Hugging Face: I got quite skilled at copy-paste of example-code and making that work. The HF site and how it enables use of models was quite useful to me (link again)

Detail on housekeeping, cached-data: The models download a lot of data (the pre-learned-knowlege, possibly a neural-network?). By default this will be in a hidden directory stored under your home-dir : ~/.cache/huggingface. Relevant in case you want to cleanup after testing 20 or so models. My cache had grown close to 100G. It is only cache, so if you clean-up some useful data by accident it will re-download on the next run.

Generated Captions: Sometimes Surprisingly Accurate, sometimes a bit hmmm. Results might say something about my picture-taking-habit, not sure what yet, but I may have to diversiy my subject a little. Too many pictures of motorcycles.

Converged Database: Give it any SQL you want.

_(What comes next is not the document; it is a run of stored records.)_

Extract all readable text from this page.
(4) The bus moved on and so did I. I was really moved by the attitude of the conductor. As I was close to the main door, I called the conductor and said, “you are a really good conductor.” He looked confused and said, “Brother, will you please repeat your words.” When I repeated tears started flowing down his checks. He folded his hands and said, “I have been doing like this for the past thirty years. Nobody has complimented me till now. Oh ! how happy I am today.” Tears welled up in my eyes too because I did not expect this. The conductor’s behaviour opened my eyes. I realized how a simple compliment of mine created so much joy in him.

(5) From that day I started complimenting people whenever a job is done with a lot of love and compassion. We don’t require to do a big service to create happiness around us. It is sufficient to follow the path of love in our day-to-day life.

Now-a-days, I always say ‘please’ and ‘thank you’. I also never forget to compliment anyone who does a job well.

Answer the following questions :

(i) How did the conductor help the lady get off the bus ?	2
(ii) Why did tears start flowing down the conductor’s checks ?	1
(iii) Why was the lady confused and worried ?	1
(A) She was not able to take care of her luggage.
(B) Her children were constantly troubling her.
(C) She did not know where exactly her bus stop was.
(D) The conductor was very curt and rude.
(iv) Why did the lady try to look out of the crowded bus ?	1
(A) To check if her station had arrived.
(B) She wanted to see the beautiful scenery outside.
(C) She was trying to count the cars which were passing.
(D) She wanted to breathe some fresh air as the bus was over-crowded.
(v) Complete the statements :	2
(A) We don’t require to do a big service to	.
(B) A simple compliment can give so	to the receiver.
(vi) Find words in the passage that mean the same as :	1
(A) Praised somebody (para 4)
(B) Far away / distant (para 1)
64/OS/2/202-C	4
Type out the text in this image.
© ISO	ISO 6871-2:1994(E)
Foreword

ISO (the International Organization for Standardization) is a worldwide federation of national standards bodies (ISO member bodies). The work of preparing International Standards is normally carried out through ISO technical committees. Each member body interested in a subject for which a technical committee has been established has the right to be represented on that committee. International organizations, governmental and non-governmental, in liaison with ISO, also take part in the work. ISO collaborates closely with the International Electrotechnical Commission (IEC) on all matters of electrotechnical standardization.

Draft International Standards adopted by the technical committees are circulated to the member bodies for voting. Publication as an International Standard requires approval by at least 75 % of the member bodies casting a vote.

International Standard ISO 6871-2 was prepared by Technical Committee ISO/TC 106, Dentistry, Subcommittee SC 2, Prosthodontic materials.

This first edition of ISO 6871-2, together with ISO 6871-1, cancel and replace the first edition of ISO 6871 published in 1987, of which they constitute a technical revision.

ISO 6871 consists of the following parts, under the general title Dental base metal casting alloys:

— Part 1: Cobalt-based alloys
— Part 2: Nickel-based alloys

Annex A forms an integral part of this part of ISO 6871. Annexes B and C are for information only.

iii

Having the data in an RDBMS is still a large blessing. Inside a Converged Database (link), you have the liberty to combine data from any table to look for the information you need at any given time. And I Know how to formulate SQL to gain some insights. 

SQL Rules!


Concluding...: Not there yet.

My original goal was (still is) to enter a question as text and have the system report back with the possible resulting images. It seems That is going to take a lot more googling and experimenting still.